A double movement of involvement and distance governs the relationship set up with Médard. Although Price never met him in person and first heard of him only in passing in 1978, the Martinique encountered by the young doctoral student was the same country as that of his hero. On this matter, it is interesting to note that he left Martinique after completing his thesis on the superstitions associated with fishing in Petite-Anse to work on the maroons in Saramanka (Price, 1998: 250 n. 36). Curiously, his rediscovery of Martinique as an object of anthropological study therefore happened to come about at the same time as the créolistes were publishing their first works – although this coincidence is barely touched on by him. It was an encounter with a part of Martinique previously unknown to him which inspired him to turn his attention once again towards the island which had in the meantime become his new home. The result is a strange piece of fieldwork that lasted more than ten years and was punctuated by a series of comings and goings between various locations. The facts on Médard's life appear in an unordered way, woven across the years into the narratives which make up the book. It can thus be said that the conditions of research were partly responsible for the hybridity of The Convict and the Colonel.

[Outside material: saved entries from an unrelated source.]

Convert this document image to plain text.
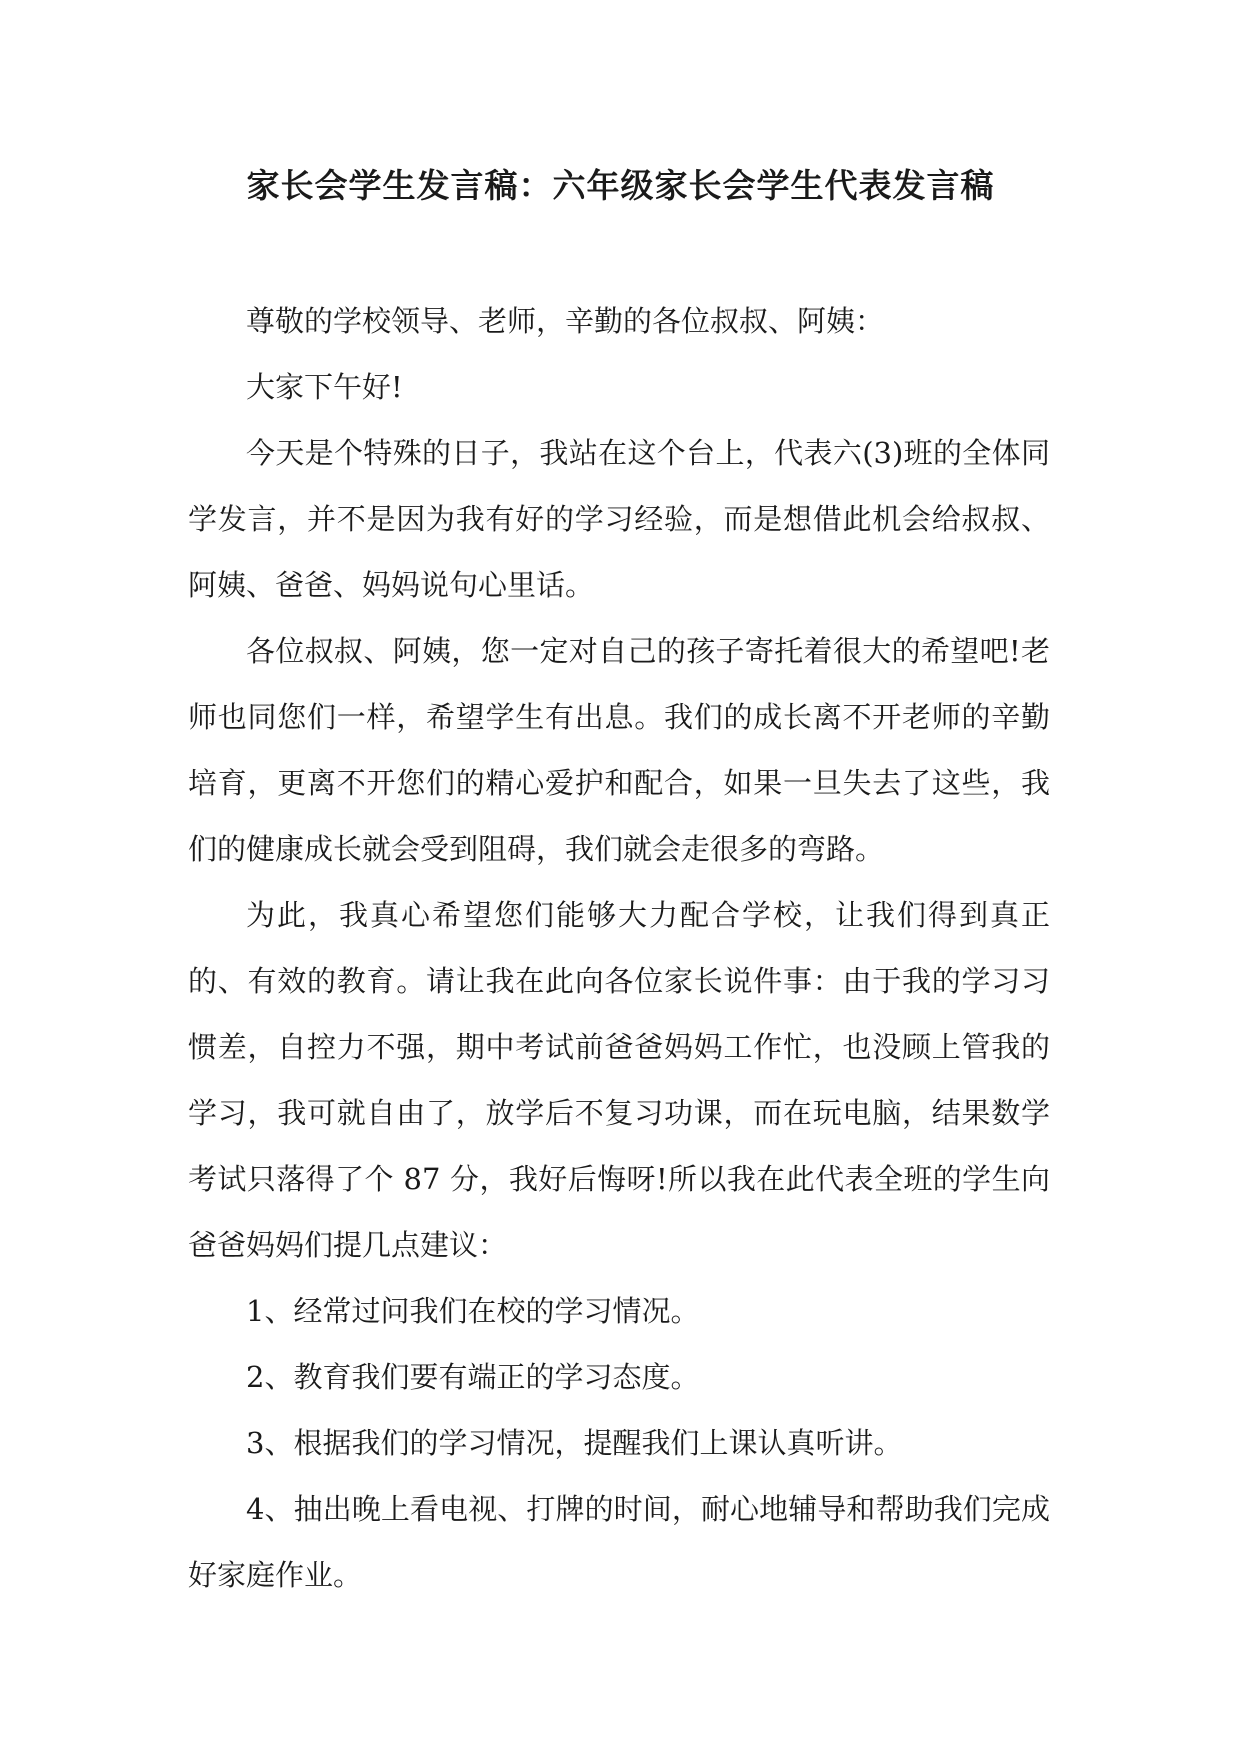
家长会学生发言稿：六年级家长会学生代表发言稿

尊敬的学校领导、老师，辛勤的各位叔叔、阿姨：

大家下午好!

今天是个特殊的日子，我站在这个台上，代表六(3)班的全体同学发言，并不是因为我有好的学习经验，而是想借此机会给叔叔、阿姨、爸爸、妈妈说句心里话。

各位叔叔、阿姨，您一定对自己的孩子寄托着很大的希望吧!老师也同您们一样，希望学生有出息。我们的成长离不开老师的辛勤培育，更离不开您们的精心爱护和配合，如果一旦失去了这些，我们的健康成长就会受到阻碍，我们就会走很多的弯路。

为此，我真心希望您们能够大力配合学校，让我们得到真正的、有效的教育。请让我在此向各位家长说件事：由于我的学习习惯差，自控力不强，期中考试前爸爸妈妈工作忙，也没顾上管我的学习，我可就自由了，放学后不复习功课，而在玩电脑，结果数学考试只落得了个 87 分，我好后悔呀!所以我在此代表全班的学生向爸爸妈妈们提几点建议：

1、经常过问我们在校的学习情况。

2、教育我们要有端正的学习态度。

3、根据我们的学习情况，提醒我们上课认真听讲。

4、抽出晚上看电视、打牌的时间，耐心地辅导和帮助我们完成好家庭作业。
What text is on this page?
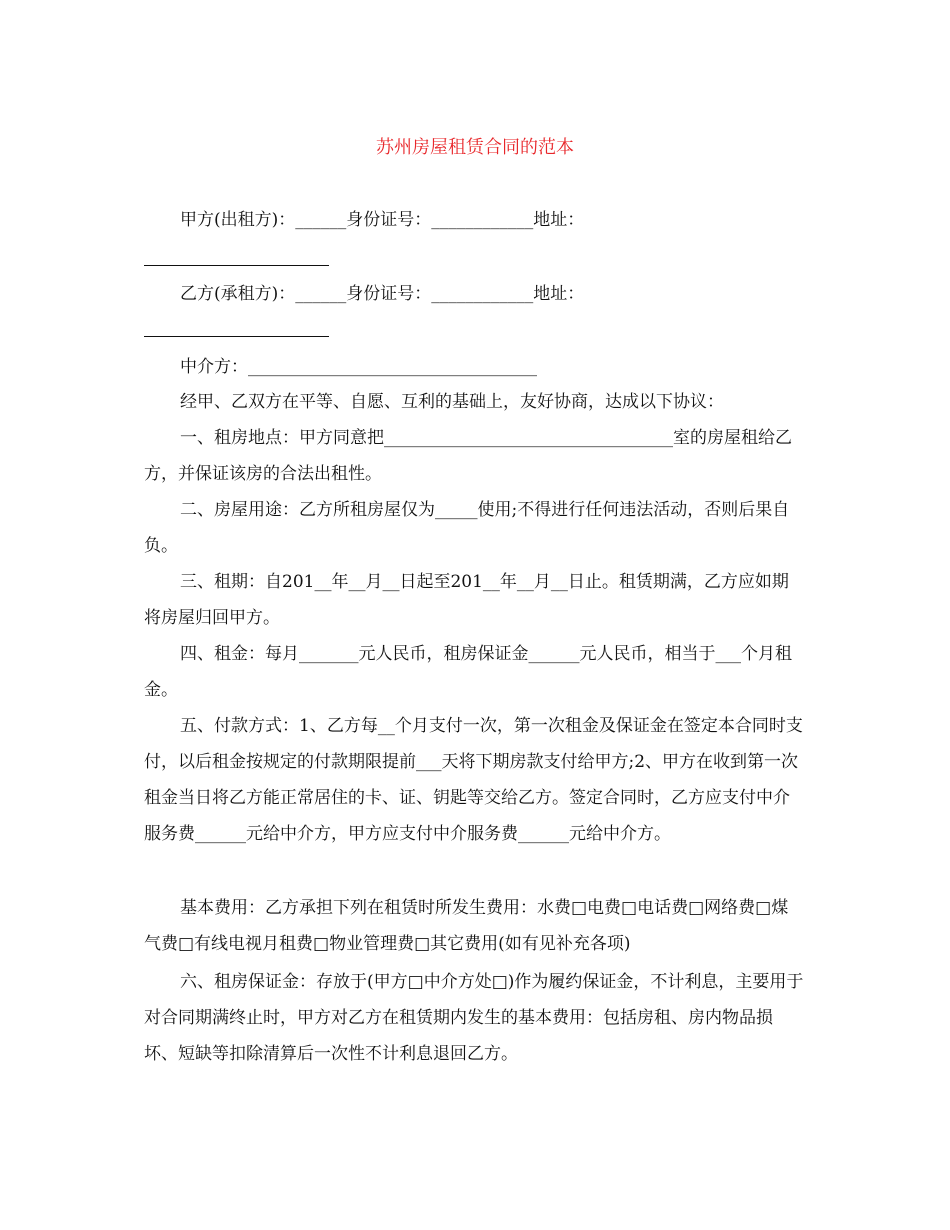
苏州房屋租赁合同的范本
甲方(出租方)：______身份证号：____________地址：
乙方(承租方)：______身份证号：____________地址：
中介方：__________________________________

经甲、乙双方在平等、自愿、互利的基础上，友好协商，达成以下协议：

一、租房地点：甲方同意把__________________________________室的房屋租给乙方，并保证该房的合法出租性。

二、房屋用途：乙方所租房屋仅为_____使用;不得进行任何违法活动，否则后果自负。

三、租期：自201__年__月__日起至201__年__月__日止。租赁期满，乙方应如期将房屋归回甲方。

四、租金：每月_______元人民币，租房保证金______元人民币，相当于___个月租金。

五、付款方式：1、乙方每__个月支付一次，第一次租金及保证金在签定本合同时支付，以后租金按规定的付款期限提前___天将下期房款支付给甲方;2、甲方在收到第一次租金当日将乙方能正常居住的卡、证、钥匙等交给乙方。签定合同时，乙方应支付中介服务费______元给中介方，甲方应支付中介服务费______元给中介方。

基本费用：乙方承担下列在租赁时所发生费用：水费□电费□电话费□网络费□煤气费□有线电视月租费□物业管理费□其它费用(如有见补充各项)

六、租房保证金：存放于(甲方□中介方处□)作为履约保证金，不计利息，主要用于对合同期满终止时，甲方对乙方在租赁期内发生的基本费用：包括房租、房内物品损坏、短缺等扣除清算后一次性不计利息退回乙方。
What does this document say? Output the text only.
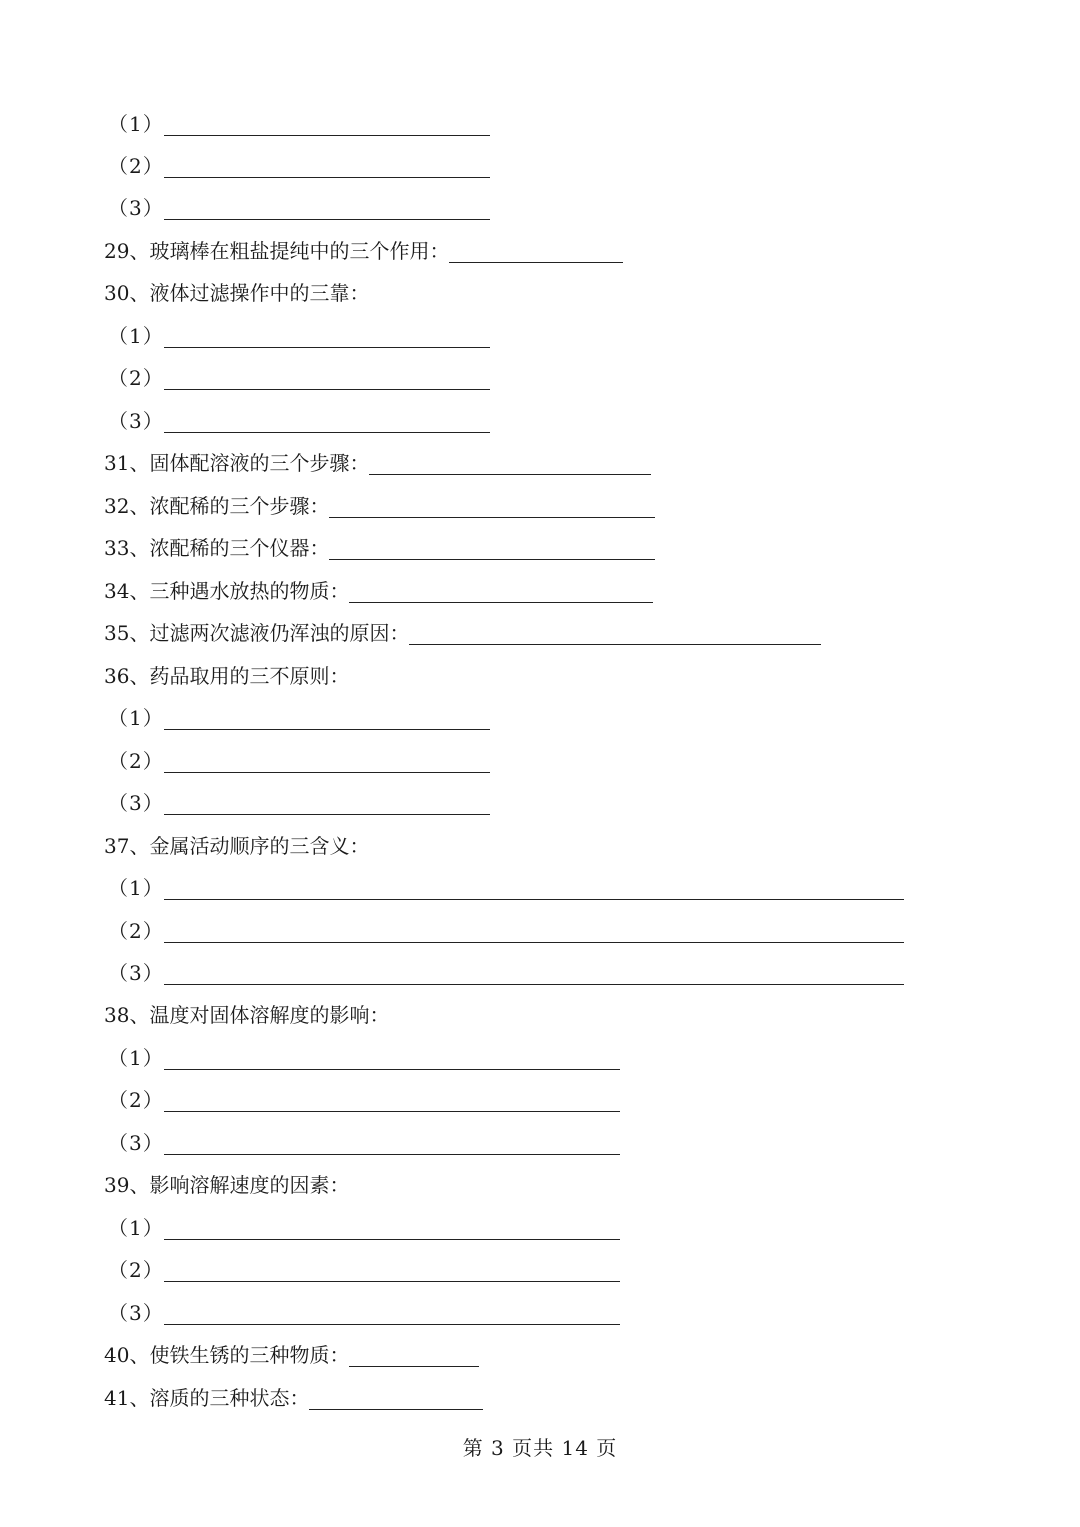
（1）
（2）
（3）
29、玻璃棒在粗盐提纯中的三个作用：
30、液体过滤操作中的三靠：
（1）
（2）
（3）
31、固体配溶液的三个步骤：
32、浓配稀的三个步骤：
33、浓配稀的三个仪器：
34、三种遇水放热的物质：
35、过滤两次滤液仍浑浊的原因：
36、药品取用的三不原则：
（1）
（2）
（3）
37、金属活动顺序的三含义：
（1）
（2）
（3）
38、温度对固体溶解度的影响：
（1）
（2）
（3）
39、影响溶解速度的因素：
（1）
（2）
（3）
40、使铁生锈的三种物质：
41、溶质的三种状态：
第 3 页共 14 页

However, despite the many links established by Price between his own life and that of his adopted island, the anthropologist also generates a certain distance in his writing. This distance is even the necessary condition for the anthropological narrative and its expression. An external viewpoint can be said to be required if Price is to produce a hybrid anthropological form of writing that combines research and self-reflexion. The staging of a distance which is then superseded is thus the result of a conscious strategy on Price's part to achieve the exploration of relationships with the world.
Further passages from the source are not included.